As much as he appreciated Sloane’s offer of support, he preferred to keep all eyes focused on finding the killer. And there was a part of him that wouldn’t trust anyone where Nova was concerned.

He thought back to what she’d told him about the things she saw when she touched the dead scarabs in the morgue. “Nova said there was someone else on the dock that night,” he murmured, thinking out loud. “Someone who shot and killed one of the Russians, maybe more than one.”

Sloane grunted. “That’s odd. The only thing we pulled out of the river so far are dead scarabs.
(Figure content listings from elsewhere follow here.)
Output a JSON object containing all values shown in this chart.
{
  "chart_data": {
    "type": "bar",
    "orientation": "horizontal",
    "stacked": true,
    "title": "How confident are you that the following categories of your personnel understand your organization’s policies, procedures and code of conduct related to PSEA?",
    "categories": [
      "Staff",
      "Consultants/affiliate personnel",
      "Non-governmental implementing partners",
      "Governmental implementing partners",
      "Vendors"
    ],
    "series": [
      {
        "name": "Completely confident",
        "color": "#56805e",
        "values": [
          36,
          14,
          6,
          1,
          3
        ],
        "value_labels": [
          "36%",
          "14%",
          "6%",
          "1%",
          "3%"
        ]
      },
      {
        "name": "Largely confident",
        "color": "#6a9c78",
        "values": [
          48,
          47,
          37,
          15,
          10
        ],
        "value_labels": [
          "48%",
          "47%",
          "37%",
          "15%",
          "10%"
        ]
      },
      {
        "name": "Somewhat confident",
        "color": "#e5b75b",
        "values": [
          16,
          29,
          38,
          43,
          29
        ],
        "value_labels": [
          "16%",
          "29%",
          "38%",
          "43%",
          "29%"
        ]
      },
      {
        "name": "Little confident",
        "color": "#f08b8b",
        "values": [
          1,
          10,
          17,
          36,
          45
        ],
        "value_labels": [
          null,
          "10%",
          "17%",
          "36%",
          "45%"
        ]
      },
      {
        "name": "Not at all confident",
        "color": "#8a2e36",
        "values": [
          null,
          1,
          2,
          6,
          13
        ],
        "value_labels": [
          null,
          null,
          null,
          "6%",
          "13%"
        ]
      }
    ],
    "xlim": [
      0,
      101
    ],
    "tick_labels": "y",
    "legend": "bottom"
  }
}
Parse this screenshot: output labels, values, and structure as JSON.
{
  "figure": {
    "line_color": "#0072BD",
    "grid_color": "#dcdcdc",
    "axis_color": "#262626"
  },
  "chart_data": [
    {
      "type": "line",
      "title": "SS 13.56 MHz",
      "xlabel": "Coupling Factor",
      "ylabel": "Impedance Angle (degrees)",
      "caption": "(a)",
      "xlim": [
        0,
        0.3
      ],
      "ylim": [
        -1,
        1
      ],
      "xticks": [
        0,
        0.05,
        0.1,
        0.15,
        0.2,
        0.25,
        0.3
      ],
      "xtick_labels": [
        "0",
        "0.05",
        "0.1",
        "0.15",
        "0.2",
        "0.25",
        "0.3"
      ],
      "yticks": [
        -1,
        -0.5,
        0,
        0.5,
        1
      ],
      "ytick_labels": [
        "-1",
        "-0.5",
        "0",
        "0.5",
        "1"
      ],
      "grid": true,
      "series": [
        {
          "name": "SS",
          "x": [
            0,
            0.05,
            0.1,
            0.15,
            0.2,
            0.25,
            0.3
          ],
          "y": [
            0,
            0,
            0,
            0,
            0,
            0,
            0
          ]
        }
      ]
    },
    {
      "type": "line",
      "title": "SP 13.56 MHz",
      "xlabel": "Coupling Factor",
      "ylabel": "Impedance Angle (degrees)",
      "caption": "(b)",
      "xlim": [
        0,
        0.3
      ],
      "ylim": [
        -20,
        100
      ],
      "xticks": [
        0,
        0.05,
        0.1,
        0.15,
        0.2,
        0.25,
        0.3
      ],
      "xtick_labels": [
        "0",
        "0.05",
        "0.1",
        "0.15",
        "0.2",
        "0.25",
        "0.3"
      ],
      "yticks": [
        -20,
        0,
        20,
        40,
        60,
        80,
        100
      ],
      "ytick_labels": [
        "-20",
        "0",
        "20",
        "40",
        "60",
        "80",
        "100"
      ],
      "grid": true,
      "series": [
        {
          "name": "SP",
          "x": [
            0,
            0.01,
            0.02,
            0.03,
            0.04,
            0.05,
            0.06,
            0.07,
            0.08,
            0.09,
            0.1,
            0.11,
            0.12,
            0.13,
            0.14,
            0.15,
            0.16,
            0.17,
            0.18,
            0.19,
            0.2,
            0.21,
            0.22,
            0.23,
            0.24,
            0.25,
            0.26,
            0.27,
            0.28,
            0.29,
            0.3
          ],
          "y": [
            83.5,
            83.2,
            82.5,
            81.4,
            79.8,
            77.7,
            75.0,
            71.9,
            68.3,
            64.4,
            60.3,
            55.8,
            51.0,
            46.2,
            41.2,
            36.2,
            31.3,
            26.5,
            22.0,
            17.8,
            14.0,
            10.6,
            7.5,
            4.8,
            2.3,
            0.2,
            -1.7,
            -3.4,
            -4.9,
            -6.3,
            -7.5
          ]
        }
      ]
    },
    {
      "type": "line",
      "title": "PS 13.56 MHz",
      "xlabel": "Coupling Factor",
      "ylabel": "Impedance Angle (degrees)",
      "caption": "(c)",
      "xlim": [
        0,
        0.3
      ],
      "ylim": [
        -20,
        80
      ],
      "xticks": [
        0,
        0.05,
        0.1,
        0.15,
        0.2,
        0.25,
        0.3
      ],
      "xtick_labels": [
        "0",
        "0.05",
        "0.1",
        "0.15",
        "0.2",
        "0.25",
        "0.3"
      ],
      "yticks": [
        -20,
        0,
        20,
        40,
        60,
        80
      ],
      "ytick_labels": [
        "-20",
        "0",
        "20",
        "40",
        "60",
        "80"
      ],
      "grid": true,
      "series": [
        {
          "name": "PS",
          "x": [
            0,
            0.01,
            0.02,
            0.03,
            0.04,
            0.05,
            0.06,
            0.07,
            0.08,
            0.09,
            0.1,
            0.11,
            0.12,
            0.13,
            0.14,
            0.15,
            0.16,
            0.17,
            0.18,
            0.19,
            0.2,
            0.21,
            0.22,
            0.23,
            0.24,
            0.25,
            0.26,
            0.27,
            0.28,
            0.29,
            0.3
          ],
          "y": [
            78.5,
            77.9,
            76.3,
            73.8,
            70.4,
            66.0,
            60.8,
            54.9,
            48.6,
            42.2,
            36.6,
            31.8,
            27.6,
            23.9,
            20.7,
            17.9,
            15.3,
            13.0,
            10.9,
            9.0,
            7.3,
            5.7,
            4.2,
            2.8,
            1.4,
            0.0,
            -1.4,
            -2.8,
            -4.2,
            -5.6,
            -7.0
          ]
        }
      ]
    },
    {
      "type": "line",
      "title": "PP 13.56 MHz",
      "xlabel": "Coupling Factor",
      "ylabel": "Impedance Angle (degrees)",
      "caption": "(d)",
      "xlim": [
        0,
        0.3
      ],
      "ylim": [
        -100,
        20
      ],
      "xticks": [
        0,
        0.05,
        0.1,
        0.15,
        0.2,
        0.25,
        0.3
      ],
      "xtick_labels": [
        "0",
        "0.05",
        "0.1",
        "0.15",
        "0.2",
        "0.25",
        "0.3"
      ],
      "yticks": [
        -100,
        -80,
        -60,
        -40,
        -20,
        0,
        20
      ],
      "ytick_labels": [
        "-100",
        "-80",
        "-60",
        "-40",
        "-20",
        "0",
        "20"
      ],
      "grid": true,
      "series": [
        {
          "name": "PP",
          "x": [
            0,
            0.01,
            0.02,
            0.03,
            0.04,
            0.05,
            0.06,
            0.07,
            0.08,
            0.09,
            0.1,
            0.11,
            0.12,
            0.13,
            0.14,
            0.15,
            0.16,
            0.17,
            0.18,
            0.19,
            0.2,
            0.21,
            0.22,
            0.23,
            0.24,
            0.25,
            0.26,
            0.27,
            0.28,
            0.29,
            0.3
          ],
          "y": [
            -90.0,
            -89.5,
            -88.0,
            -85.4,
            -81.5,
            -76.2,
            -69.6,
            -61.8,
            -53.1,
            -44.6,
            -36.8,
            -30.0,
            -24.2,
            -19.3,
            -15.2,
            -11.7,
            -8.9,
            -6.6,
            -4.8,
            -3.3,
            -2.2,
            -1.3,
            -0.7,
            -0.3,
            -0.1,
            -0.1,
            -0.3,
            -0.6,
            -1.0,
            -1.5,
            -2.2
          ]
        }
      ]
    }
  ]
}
Not a single Russian among them.”

“She seemed pretty certain that’s what she saw,” Mathias said. “Which means we’ve got another killer out there.”

“Maybe that’s the guy we need to be looking for tonight,” Sloane suggested. “Was she able to ID anything useful about the guy who shot the Russians?”

“She didn’t say.”

“But she was sure it wasn’t Doyle?”

Every tendon in Mathias’s body went as tight as a bowstring. His veins started to pound. “Yes, she was sure...”

He glanced at Sloane, who had now gone equally still, staring back at him.

“I never told you his name,” Mathias said.

At first, he thought Sloane was going to deny it. But then the big Breed male cocked his head slightly, a wry smile lifting one corner of his mouth. “No. I guess you didn’t.”